The first meeting of military representatives of both sides to fix the position of the troops took place south of the Zaozernaya height on the same August 11th. However, it was not without overlaps. A TASS report on this matter stated:

"At the first meeting of the military representatives of the USSR and Japan on August 11 of this year, the military representatives of the USSR stated that, despite the cessation of hostilities at 13.30 on August 11 (local time), part of the Japanese troops violated the ceasefire agreement and, taking advantage of the ceasefire, moved forward by 100 meters and occupied part of the northern slope of the Zaozernaya height.Despite the protest of the military representatives of the USSR and their demand for the immediate withdrawal of Japanese troops to their previous positions, the Japanese military representatives categorically refused to fulfill this legal demand. 4-5 meters, and an armed clash could spontaneously arise again at any moment, the military representatives of both sides decided on the spot to mutually withdraw the troops of each side in this sector 80 meters back.Upon receipt of this report, the Soviet command in the Far East in accordance with the prisoner the armistice agreement gave the races an order for the immediate return of our units to their previous positions, which they occupied at 24 hours on August 10, and proposed to demand from the Japanese representatives the withdrawal of Japanese troops.
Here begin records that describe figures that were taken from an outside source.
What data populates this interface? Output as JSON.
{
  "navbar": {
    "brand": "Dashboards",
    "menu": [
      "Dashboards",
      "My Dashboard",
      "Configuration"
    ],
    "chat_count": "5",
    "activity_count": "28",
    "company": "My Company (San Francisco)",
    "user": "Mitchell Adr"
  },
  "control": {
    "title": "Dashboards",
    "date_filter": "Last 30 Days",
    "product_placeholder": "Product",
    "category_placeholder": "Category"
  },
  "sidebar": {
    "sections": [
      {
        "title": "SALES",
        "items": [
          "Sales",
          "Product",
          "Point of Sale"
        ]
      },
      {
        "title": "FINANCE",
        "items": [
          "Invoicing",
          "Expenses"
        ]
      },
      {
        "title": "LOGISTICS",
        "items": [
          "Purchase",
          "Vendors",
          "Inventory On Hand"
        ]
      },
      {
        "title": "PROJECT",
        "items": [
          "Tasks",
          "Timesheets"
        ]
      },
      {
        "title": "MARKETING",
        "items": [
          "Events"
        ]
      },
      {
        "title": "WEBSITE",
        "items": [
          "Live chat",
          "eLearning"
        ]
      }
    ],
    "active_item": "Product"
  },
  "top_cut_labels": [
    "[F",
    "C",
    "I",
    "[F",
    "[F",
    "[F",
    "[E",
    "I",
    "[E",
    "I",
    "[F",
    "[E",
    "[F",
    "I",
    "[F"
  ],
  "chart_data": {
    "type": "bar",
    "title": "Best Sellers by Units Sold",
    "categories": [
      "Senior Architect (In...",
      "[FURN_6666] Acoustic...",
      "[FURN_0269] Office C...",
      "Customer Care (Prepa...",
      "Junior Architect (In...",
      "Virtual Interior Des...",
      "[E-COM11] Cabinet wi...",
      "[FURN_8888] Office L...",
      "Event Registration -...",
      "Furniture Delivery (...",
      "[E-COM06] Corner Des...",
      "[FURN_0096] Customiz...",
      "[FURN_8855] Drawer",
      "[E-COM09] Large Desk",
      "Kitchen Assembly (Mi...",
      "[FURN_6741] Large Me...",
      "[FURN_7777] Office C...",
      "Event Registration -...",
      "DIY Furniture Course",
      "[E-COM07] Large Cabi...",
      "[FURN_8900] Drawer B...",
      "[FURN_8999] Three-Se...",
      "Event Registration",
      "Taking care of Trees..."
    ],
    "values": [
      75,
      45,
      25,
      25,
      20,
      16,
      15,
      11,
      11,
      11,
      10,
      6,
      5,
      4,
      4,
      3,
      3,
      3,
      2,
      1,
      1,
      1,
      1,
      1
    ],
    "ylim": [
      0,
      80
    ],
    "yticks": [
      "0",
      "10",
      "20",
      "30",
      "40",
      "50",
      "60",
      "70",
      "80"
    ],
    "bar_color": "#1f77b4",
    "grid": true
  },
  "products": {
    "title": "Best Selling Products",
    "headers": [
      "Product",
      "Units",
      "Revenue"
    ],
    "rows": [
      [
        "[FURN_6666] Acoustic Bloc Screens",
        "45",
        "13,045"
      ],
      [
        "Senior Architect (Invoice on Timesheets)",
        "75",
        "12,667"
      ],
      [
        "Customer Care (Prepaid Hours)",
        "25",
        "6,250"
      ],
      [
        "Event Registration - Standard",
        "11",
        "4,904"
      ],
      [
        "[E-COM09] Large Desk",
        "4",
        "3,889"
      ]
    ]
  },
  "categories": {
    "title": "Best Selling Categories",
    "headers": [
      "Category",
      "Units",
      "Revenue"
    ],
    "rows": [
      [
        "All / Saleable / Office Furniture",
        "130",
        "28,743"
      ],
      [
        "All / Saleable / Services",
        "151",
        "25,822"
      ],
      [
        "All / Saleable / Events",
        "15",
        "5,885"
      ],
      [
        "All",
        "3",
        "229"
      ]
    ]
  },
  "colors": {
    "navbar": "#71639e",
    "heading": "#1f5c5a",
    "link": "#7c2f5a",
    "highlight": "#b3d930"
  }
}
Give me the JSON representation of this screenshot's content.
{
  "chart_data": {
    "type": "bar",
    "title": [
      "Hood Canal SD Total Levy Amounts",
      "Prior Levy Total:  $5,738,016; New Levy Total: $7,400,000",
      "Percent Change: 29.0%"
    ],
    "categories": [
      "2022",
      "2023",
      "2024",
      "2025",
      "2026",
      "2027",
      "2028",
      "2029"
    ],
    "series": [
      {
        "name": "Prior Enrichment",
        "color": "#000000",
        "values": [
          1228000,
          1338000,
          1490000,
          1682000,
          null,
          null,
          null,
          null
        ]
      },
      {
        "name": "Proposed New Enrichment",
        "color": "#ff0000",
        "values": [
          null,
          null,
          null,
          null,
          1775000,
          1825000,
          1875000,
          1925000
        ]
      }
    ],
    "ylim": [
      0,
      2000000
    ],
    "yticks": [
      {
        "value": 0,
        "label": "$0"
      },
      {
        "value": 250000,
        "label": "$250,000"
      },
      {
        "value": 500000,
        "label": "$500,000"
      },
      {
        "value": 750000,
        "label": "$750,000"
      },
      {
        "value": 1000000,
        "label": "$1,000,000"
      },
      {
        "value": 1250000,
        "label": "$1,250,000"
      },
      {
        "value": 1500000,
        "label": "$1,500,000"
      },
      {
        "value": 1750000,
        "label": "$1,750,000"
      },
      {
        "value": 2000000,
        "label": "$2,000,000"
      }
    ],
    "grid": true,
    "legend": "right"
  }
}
This order was exactly carried out by our troops ... ".

The military conflict near Lake Khasan did not continue. The Japanese command withdrew its troops from the patch of occupied Soviet territory surprisingly slowly the diplomats of the two states. On the northern part of the ridge of the Zaozernaya height, the Japanese "lingered" until August 13. And on the heights - Machine Gun Hill, Chernaya and Bogomolnaya until August 15. On August 13, a mutual exchange of dead bodies took place.


76. Students of the Academy of the Red Army named after M.V. Frunze (from right to left): Hero of the Soviet Union Colonel D.D. Pogodin, Hero of the Soviet Union Colonel A.I. Rodimtsev and a participant in the battles near Lake Khasan, order bearer-lieutenant M.F. Potapov. Moscow, autumn 1938 (AVL).